It’s an all too common tale: you’re at a convention, panel, or meeting and you spend the day making new connections. It’s an exciting feeling and you can envision all the ways the new contacts can help your business. But when you get home, you’re exhausted from the busy day and you drop right to sleep. Then the next day you get caught up in business and making up for the time away, so you don’t quite get around to following up with your new connections. The following day it slips your mind again. Before you know it, a couple of weeks have gone by and now when you guiltily remember that you were supposed to follow up, it feels like it’s been too long and you don’t do it. All you wind up with are vague feelings of regret and yet another missed connection.
It can happen to anybody, but there are a few simple steps to avoid letting these missed connections get out of hand. Of course, the most obvious and most important (not to mention most effective) is to simply ensure you follow up promptly when you say you will. I’d advise waiting no more than ten days at the absolute longest – and if it’s been more than ten days, treat the connection as missed and forget about it. If it had been really important to you, you’d have made the call by then, so it clearly wasn’t that important to you. Accept that and move on; the guilt you can accumulate otherwise over missing things will derail other areas of your business and your life.
Another good practice is to ensure that you don’t simply leap on every possible connection at an event. Try to focus on the ones with maximum value to your business.
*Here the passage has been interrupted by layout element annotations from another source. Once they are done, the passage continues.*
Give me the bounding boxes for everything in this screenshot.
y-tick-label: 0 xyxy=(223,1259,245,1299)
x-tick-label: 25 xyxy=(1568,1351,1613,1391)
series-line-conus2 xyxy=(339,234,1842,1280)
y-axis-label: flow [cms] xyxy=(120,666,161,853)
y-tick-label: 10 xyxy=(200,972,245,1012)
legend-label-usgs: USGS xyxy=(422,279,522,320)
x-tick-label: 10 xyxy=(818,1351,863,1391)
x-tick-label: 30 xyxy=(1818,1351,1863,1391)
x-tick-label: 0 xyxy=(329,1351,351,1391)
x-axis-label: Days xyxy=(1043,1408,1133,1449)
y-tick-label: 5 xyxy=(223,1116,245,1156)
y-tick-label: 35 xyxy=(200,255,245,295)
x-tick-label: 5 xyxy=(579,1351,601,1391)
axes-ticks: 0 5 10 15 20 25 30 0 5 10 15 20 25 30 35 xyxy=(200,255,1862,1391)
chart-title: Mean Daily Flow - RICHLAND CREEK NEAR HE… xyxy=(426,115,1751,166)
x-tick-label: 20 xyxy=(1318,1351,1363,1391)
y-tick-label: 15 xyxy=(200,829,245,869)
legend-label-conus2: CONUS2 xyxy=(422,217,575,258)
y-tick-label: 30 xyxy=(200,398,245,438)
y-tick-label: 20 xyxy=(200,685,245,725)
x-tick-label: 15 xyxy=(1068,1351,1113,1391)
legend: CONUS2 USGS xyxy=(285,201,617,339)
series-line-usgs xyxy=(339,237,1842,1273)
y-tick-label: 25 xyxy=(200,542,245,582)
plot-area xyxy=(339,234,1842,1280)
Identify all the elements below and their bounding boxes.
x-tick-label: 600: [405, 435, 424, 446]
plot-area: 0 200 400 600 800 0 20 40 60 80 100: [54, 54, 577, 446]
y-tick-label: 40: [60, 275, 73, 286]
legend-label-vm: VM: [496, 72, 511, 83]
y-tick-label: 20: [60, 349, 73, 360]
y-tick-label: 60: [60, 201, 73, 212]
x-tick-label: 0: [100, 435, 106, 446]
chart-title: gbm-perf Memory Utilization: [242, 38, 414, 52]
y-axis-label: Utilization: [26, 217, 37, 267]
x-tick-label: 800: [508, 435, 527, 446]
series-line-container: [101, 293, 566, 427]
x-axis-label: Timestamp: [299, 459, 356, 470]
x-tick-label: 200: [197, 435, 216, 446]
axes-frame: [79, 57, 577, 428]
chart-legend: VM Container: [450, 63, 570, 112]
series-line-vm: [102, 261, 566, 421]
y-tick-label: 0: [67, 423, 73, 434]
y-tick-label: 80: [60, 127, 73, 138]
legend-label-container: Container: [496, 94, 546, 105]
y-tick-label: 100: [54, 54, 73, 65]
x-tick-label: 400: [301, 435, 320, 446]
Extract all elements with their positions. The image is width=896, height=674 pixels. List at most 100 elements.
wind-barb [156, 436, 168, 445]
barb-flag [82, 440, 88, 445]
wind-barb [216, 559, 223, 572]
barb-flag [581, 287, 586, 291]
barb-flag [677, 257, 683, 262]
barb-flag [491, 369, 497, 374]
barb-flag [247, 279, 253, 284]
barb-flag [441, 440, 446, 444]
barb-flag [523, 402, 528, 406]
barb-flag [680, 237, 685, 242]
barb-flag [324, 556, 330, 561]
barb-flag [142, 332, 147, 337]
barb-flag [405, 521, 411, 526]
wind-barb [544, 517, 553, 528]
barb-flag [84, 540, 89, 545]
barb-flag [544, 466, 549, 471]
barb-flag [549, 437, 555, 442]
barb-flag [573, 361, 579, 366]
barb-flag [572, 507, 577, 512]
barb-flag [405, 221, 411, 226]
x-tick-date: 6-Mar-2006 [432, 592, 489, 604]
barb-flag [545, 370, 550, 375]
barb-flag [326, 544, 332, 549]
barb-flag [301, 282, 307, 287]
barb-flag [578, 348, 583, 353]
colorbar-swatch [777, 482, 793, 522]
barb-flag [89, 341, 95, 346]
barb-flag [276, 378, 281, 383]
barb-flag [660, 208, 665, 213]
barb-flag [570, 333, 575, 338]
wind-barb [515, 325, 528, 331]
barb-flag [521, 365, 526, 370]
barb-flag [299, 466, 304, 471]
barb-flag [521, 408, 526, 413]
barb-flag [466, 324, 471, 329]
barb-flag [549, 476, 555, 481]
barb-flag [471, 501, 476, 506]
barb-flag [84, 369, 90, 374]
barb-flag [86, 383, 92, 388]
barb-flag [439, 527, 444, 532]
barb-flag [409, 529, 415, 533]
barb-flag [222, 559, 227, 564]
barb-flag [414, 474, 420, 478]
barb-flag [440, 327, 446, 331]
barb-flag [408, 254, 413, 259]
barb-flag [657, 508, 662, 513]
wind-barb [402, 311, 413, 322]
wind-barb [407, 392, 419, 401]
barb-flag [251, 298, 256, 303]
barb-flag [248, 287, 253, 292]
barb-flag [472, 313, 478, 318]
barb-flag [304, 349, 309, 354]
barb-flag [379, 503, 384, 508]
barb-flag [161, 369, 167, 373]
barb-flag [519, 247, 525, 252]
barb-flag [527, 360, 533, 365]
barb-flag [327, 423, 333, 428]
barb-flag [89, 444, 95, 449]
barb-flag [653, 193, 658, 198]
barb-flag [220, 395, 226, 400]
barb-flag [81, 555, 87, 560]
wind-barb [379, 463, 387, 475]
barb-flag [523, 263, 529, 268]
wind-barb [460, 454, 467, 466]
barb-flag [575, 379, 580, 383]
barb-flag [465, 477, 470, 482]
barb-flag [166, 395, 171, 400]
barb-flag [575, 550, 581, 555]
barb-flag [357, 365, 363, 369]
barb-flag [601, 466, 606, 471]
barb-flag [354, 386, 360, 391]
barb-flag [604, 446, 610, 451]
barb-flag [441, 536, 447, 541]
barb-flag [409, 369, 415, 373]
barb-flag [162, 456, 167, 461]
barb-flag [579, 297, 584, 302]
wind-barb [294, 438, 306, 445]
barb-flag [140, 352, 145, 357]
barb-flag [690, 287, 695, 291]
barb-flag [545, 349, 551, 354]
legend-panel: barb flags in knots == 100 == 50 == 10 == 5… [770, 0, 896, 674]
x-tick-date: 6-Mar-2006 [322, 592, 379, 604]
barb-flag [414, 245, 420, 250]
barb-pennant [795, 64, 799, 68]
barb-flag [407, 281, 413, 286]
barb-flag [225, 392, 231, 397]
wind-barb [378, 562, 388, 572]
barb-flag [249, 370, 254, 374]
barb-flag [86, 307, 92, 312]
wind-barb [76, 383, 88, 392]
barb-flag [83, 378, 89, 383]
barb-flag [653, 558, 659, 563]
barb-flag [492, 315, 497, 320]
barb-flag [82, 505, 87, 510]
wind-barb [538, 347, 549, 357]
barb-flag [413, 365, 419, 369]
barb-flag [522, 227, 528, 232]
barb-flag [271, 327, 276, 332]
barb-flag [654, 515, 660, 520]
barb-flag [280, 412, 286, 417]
It’s easy to view everybody as a potential customer, but it’s physically impossible to connect with every single person at every single event, and you’ll only wear yourself out and lose track of your connections if you try. Shake everyone’s hand, sure, but try to quickly narrow down the two or three connections of genuine value and spend time really getting to know those people and their business.
When you do find a valuable connection, offer to follow up with a specific proposal for mutual benefit, rather than a vague generalized “let’s chat” or something similar. If you’ve got a concrete action item to undertake, it gives you a firm discussion point and a real reason for making follow up contact. The people you network with are just as busy as you are, and skipping the fluff to get right to the point is, in my experience, usually appreciated.